# This is an example of how to use [matplotlib](https://matplotlib.org/) to create a histogram to visualize data. Mataplotlib can be used for visualizations to make bar charts, line plots, scatter plots, area charts.

## Install Python

Select the appropriate installation for Windows or Linux

Installation of [Python](https://www.python.org/downloads/)

## Install Matplotlib

Windows
```cmd
C:\python39\pip install matplotlib

Installing collected packages: pip
Successfully installed pip

```
Make sure the path to Python is part of the system path variable in Windows.

Linux Ubuntu

```bash
sudo apt-get install python3-matplotlib
```

 ## Collect data sample

 This data represents a sample of randomly generated numbers.

 ```cmd
1,1,2,4,4,5,6,6,9,10,
10,12,12,14,14,15,16,17,18,18,
18,19,20,20,20,22,22,22,24,24,
25,25,26,26,26,27,27,27,27,27
```

## Plot the data into a histogram

The data blocks contained in the sample will be placed in X number of bins to combine before getting the frequency.

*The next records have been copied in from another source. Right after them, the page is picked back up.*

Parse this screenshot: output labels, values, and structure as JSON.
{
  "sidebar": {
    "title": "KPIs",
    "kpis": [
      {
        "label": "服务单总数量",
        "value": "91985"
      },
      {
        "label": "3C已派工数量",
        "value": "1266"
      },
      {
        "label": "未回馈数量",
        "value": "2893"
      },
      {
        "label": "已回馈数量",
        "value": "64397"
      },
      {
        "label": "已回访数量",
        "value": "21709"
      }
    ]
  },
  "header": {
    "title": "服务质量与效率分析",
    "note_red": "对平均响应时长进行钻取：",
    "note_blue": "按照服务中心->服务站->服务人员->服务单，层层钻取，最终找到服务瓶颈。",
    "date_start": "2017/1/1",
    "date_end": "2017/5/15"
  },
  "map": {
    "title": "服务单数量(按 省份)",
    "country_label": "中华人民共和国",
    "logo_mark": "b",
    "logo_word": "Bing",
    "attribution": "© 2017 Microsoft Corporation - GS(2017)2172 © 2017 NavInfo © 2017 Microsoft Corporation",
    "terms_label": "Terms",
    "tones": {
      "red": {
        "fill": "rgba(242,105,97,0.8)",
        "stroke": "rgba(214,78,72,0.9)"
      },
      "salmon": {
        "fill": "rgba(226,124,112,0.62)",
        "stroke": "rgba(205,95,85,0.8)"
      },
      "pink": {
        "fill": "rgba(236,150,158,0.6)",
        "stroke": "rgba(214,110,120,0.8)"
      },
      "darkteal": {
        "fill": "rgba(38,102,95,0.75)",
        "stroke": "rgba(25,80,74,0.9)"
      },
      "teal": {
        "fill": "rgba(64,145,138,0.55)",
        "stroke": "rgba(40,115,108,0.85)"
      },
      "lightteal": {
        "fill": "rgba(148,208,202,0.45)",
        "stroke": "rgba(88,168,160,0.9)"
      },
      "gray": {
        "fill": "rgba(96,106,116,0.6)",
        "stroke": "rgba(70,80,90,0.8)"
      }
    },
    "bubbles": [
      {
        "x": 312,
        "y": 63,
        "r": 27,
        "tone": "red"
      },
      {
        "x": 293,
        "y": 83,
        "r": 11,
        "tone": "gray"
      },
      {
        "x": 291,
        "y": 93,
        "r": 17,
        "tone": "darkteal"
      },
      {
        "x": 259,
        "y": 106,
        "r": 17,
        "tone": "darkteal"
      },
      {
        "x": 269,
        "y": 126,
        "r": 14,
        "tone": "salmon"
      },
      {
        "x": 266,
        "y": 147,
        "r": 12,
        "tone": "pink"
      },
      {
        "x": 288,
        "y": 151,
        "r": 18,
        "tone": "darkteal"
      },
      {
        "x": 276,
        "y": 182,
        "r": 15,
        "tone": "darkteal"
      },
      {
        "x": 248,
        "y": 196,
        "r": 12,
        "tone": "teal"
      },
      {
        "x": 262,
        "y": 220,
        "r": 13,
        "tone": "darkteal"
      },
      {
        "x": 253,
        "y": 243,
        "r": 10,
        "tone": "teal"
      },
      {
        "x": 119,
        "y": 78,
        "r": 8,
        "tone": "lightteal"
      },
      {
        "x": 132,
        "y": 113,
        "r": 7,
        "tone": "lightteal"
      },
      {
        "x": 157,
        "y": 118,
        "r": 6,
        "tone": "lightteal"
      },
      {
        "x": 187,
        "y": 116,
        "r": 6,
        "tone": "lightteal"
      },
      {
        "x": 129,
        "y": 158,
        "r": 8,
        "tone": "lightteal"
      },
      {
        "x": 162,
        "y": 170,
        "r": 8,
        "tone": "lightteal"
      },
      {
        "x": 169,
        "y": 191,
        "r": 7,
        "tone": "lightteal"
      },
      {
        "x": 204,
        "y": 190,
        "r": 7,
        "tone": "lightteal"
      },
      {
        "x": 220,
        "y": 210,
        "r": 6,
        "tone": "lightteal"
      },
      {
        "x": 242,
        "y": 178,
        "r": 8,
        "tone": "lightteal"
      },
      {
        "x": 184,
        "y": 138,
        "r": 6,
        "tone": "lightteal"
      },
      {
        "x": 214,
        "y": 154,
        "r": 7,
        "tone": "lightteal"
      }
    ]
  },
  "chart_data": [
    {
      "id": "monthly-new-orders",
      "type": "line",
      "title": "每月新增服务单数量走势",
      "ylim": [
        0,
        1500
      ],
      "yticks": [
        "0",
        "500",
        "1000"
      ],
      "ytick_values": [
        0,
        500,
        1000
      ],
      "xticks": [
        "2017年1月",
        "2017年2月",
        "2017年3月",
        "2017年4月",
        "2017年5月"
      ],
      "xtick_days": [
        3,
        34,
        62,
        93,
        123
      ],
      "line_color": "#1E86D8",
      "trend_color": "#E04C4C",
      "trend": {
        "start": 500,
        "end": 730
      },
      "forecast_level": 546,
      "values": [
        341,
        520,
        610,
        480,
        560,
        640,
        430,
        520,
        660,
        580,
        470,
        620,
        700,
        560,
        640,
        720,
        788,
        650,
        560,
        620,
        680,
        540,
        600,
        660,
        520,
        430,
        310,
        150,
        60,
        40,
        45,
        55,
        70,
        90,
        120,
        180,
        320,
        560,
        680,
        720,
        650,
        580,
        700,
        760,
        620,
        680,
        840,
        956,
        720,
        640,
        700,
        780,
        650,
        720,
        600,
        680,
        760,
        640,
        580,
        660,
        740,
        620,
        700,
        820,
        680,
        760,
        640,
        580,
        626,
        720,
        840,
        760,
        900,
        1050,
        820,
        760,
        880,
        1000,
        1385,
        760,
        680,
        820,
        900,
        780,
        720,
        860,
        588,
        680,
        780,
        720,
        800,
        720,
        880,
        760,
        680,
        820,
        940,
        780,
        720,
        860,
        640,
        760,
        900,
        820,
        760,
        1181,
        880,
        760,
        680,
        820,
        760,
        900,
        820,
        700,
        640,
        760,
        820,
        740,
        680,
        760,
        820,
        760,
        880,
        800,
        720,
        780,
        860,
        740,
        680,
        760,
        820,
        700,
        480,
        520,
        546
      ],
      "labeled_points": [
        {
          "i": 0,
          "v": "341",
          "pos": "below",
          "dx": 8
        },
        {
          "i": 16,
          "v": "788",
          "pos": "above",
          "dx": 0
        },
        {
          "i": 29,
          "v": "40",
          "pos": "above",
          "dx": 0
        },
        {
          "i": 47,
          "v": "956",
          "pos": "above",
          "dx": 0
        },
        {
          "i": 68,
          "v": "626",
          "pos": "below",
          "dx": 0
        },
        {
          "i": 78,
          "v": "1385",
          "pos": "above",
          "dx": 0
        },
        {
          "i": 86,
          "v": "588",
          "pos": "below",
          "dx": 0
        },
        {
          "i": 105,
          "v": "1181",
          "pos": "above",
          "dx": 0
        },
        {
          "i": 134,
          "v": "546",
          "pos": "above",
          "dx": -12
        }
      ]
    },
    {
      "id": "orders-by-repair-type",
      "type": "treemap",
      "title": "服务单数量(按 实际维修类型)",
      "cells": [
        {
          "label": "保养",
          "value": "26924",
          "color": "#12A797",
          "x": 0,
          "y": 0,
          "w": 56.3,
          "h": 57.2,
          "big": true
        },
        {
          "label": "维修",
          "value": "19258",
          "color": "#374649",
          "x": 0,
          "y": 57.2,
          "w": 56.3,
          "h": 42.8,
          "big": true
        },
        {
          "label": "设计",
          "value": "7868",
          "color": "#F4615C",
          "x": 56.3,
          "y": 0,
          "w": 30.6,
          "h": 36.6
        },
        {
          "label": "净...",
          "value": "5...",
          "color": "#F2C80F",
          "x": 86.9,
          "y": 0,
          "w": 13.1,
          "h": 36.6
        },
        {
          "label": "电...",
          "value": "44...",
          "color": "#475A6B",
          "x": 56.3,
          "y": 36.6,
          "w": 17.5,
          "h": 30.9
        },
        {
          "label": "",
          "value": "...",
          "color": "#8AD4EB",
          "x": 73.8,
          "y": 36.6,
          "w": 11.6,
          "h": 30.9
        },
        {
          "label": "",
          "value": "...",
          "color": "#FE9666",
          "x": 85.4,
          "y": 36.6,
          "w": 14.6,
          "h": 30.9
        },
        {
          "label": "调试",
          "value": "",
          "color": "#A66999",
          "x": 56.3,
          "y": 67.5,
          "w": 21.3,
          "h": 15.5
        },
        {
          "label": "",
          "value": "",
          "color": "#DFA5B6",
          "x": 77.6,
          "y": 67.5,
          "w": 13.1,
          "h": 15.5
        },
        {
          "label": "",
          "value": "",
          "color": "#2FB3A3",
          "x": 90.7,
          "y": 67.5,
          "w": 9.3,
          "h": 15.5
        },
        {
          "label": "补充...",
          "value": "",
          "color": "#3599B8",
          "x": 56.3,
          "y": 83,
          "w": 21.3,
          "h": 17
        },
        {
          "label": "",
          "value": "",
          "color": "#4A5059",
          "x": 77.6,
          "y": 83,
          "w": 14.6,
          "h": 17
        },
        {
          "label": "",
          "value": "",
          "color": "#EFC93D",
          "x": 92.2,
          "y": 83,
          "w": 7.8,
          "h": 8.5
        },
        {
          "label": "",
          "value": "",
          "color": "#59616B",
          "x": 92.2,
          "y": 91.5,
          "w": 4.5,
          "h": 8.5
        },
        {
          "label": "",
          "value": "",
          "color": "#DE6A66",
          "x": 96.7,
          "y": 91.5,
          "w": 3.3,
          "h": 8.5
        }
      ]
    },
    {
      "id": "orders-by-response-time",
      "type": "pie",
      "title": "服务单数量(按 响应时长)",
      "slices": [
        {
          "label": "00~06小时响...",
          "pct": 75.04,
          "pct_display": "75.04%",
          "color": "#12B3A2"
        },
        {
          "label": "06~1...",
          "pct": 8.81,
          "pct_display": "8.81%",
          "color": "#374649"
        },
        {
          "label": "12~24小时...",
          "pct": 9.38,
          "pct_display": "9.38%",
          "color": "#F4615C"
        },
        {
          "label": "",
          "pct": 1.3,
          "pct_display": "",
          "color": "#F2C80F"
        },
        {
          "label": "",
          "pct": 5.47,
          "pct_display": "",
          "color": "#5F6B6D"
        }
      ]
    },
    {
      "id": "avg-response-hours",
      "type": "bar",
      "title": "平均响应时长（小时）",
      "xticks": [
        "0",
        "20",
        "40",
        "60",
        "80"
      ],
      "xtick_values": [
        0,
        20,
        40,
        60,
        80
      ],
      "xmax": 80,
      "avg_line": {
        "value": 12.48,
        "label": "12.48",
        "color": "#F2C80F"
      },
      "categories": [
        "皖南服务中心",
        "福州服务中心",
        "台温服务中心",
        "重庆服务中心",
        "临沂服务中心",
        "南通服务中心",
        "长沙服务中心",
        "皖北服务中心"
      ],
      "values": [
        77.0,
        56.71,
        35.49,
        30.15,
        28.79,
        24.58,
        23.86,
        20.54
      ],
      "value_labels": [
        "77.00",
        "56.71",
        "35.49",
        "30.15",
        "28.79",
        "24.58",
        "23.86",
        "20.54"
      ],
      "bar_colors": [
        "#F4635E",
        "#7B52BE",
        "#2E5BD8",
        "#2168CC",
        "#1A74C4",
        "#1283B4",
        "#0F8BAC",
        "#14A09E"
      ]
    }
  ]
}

We will use 10 to represent the number of bins.

```cmd
import matplotlib.pyplot as plt

x = [1,1,2,4,4,5,7,8,9,10,
     10,12,12,14,14,15,16,17,18,18,
     18,19,20,20,20,22,22,22,24,24,
     25,25,26,26,26,27,27,27,27,27,

      ]

plt.hist(x, bins=10)
plt.show()
```

Save test script as a file.  Run python script.

```cmd
C:\python38\python testscript.py
```
Histogram results using matplotlib and Python.
![Matplotlib Histogram](python-histogram.png)


A histogram allows the user to discover the frequency by using continuous data. Data scientists can split the data into intervals, called bins. The larger the data sample, the more distribution of data is displayed in a histogram.